И, не дожидаясь Сашиного ответа, встала. Саша подал ей пальто.
— Упала она на тебя, — сказал Глеб.
— Вроде бы.
— Там работы много.
— Уж больно сановная.
— Зато опытная, на этом карьеру сделала.
— Просила подождать. Да черт его знает! Настроения нет. Не пойду.
— Ты что, дорогуша, спятил? Все у них обговорено, весь план разработан, зря, думаешь, пришли? Она на тебя еще вчера глаз положила. Там уже и выпивон, и закусон — все приготовлено. Тебя в гости приглашают, а ты отказываешься. И не думай! Мария Константиновна тебе этого ввек не простит. Не забывай, ты ей многим обязан. И через месяц-два твоя прописка кончится, опять к ней придешь: «Выручайте, Мария Константиновна». А она тебе: «Извините, Александр Павлович, вы нашим обществом пренебрегаете, так что на нас больше не рассчитывайте». И права будет.
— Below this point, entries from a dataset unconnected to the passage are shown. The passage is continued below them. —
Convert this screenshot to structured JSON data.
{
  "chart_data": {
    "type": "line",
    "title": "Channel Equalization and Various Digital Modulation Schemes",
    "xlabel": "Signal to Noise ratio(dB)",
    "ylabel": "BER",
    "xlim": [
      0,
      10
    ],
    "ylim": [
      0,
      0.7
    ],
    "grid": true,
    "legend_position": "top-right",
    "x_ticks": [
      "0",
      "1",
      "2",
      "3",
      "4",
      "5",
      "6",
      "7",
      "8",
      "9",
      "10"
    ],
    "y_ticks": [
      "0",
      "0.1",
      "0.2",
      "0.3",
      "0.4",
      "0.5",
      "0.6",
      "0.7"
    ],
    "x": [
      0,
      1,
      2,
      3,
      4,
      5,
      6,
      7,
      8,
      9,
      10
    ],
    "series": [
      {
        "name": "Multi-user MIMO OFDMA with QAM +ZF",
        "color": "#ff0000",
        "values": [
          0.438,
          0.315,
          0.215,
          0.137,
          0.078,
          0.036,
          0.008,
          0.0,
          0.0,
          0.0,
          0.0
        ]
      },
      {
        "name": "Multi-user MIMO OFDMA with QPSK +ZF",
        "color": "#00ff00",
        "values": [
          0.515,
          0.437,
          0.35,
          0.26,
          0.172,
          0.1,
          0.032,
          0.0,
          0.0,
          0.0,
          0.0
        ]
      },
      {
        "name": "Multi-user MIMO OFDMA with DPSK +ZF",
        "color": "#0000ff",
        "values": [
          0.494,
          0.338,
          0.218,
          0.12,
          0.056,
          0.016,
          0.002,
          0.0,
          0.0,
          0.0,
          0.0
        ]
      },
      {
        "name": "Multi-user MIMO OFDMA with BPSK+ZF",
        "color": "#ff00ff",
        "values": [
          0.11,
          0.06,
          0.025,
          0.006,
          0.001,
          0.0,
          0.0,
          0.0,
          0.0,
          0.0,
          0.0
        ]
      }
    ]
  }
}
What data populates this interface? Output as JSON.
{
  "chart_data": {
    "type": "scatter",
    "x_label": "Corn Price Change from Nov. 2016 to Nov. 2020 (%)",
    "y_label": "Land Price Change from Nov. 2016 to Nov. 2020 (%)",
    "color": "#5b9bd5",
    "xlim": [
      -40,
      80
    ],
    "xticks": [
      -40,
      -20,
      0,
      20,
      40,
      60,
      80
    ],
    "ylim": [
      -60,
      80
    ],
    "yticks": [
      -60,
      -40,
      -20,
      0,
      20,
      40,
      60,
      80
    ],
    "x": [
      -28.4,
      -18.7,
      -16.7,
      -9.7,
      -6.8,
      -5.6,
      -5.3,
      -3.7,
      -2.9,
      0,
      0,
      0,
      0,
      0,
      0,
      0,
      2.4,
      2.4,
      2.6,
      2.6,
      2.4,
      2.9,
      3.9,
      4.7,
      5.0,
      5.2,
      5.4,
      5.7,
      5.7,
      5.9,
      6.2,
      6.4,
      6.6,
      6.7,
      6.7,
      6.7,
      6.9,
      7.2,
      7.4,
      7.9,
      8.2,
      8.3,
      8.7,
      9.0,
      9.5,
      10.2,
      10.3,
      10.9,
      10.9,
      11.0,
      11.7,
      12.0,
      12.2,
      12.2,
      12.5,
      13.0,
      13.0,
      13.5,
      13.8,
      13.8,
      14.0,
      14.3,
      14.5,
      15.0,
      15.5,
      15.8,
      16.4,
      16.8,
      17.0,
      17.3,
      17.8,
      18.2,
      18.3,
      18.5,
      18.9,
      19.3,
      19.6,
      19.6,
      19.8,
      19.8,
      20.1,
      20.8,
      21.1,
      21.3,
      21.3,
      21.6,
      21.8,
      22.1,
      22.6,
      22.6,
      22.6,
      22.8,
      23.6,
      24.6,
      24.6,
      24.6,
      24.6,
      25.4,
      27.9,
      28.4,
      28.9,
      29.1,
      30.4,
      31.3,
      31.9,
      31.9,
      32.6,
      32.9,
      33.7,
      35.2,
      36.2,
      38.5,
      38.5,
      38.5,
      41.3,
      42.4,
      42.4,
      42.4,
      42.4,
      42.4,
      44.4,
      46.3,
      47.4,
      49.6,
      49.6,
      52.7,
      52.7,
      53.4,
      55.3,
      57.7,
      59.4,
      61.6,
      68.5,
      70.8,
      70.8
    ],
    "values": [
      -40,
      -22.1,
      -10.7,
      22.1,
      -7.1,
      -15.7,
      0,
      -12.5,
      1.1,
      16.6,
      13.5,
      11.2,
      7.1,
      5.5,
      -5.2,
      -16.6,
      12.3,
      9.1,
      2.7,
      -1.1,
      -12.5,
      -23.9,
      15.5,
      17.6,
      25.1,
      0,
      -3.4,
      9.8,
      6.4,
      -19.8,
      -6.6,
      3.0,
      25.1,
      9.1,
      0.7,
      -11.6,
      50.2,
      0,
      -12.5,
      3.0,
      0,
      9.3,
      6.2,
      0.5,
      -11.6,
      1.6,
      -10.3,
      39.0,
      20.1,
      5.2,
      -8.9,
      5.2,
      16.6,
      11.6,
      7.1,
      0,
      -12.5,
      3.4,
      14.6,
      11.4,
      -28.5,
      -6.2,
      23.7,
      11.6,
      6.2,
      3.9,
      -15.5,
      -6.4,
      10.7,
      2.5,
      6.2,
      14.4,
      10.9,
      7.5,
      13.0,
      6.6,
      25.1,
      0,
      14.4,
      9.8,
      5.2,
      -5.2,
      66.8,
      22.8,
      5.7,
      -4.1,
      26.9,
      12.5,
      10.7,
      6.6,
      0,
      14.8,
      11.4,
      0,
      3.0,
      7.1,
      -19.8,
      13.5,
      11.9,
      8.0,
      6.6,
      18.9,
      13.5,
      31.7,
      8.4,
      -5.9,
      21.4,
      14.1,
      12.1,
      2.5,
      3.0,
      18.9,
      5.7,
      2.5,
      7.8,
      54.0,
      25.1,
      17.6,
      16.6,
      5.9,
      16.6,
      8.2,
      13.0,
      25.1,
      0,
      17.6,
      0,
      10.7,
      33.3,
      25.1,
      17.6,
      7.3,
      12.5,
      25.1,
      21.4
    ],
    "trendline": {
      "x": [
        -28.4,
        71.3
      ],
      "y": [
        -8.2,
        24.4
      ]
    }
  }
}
Саша колебался. Конечно, заманчиво. Но что-то сдерживало. Из ЦК партии, о чем он будет с ней разговаривать? Зачем ему это нужно?!
— Такая красотка! — продолжал Глеб. — Только дурак откажется. Венера, Афродита! Будь она местная, сам бы ее обхаживал. А поскольку она из Москвы, важная персона, в тебе твое чистоплюйство заговорило: ах, что обо мне подумают, скажут, ищу выгоду, делаю карьеру, а я не Растиньяк, не Потемкин, не граф Орлов, а высокоморальная личность…
— Смотри, — усмехнулся Саша, — до Растиньяка добрался!
— Дорогуша! — Глеб в улыбке обнажил свои белые зубы. — Никакой ты не Растиньяк и не Потемкин. Что она тебе, минус твой отменит? Твой минус никто не может отменить, да ты об этом и не заикнешься. А если что случится, так мало что случается в приятной компании, когда рядом такая женщина.